How to Remove Carpet Backing from a Hardwood Floor


Carpet backing is the back of the carpet that contributes to helping the carpet hold its shape and strength. Carpets are typically placed over a foam base, which is often stapled or glued to the underlying floor. At the perimeter of the room, tack strips hold the carpet in a stretched position. Unfortunately, some carpets, carpet backs or foam underlayments are glued directly to the floor or they experience a chemical reaction over time that causes the materials to become tightly stuck to the hardwood floor. Removing this glue or stuck backing can be quite labor intensive.

Things You'll Need

  • Utility knife
  • Wide putty knife
  • Flat pry bar
  • Needle-nose pliers
  • Nail extractor or claw
  • Wide floor scraper
  • Heat gun
  • 5-gallon bucket
  • Rags
  • Brass wool
  • Mineral spirits
  • Cut and remove strips of carpeting. Prevent damage to your underlying hardwood floors by lifting the carpet at an angle and cutting it in mid-air.

  • Remove all the carpet backing that will come easily off the floor. Use a wide putty knife and a larger floor scraper to pull up as much material as you can.

  • Slide your wide putty knife under the bottom of the tack strips, and use a pry bar against the putty knife to pry them up. Your putty knife acts as a block so that the pry bar will not dent your hardwood floor.

  • Pull all nails or staples using needle-nose pliers and a nail extractor or claw.

  • Starting at the point furthest from the door, heat the stuck backing or glue, using a heat gun. When the glue begins to liquefy, use your floor scraper or wide putty knife to scrape up the mess.

  • Deposit these backing pieces and glue in a bucket for later disposal.
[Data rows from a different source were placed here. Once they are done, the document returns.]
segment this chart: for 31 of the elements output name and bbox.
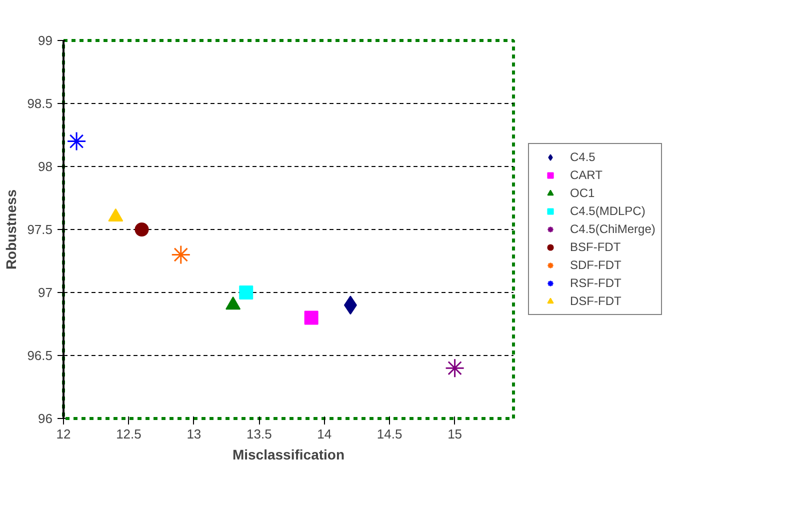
legend-label: SDF-FDT [570, 258, 622, 272]
x-tick-label: 14.5 [376, 426, 402, 442]
legend-label: RSF-FDT [570, 276, 622, 290]
y-axis-title: Robustness [3, 189, 20, 270]
legend-label: BSF-FDT [570, 240, 621, 254]
x-tick-label: 13.5 [246, 426, 272, 442]
y-tick-label: 97 [38, 285, 53, 300]
point [239, 286, 254, 300]
legend-label: DSF-FDT [570, 294, 622, 308]
point [66, 132, 86, 152]
point [171, 244, 191, 264]
x-tick-label: 12 [56, 426, 71, 442]
y-tick-label: 98.5 [27, 96, 53, 111]
x-axis-title: Misclassification [232, 446, 345, 462]
legend-label: C4.5(MDLPC) [570, 204, 646, 218]
y-tick-label: 98 [38, 159, 53, 174]
x-tick-label: 13 [186, 426, 202, 442]
legend-label: CART [570, 168, 602, 182]
point [134, 222, 149, 236]
y-tick-label: 99 [38, 33, 53, 48]
y-tick-label: 97.5 [27, 222, 53, 237]
x-tick-label: 15 [448, 426, 462, 442]
point [304, 310, 318, 325]
y-tick-label: 96.5 [27, 348, 53, 363]
x-tick-label: 12.5 [116, 426, 142, 442]
legend-label: C4.5(ChiMerge) [570, 222, 656, 236]
x-tick-label: 14 [317, 426, 332, 442]
point [445, 358, 465, 378]
y-tick-label: 96 [38, 411, 53, 426]
legend-label: OC1 [570, 186, 595, 200]
legend-label: C4.5 [570, 150, 596, 164]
  • Clean the glue residue off your floor using mineral spirits and rags. Sometimes it is necessary to scrub spots. Use brass wool and mineral spirits together in these areas.

Tips & Warnings

  • If the glue liquefies fast and makes a pool when you are using the heat gun, roll up old towels to create a glue barrier that you can move around as you clean other areas.
  • Knee pads are often necessary because this can be a slow process.
  • Keep a small broom and dustpan on hand so that it is easy to clean up small areas without getting up.
  • Always wear protective glasses and gloves when using chemicals, and keep small children and pets away from the work area.
  • When using a heat gun or mineral spirits, open a window and position a fan to blow air across and out of the window.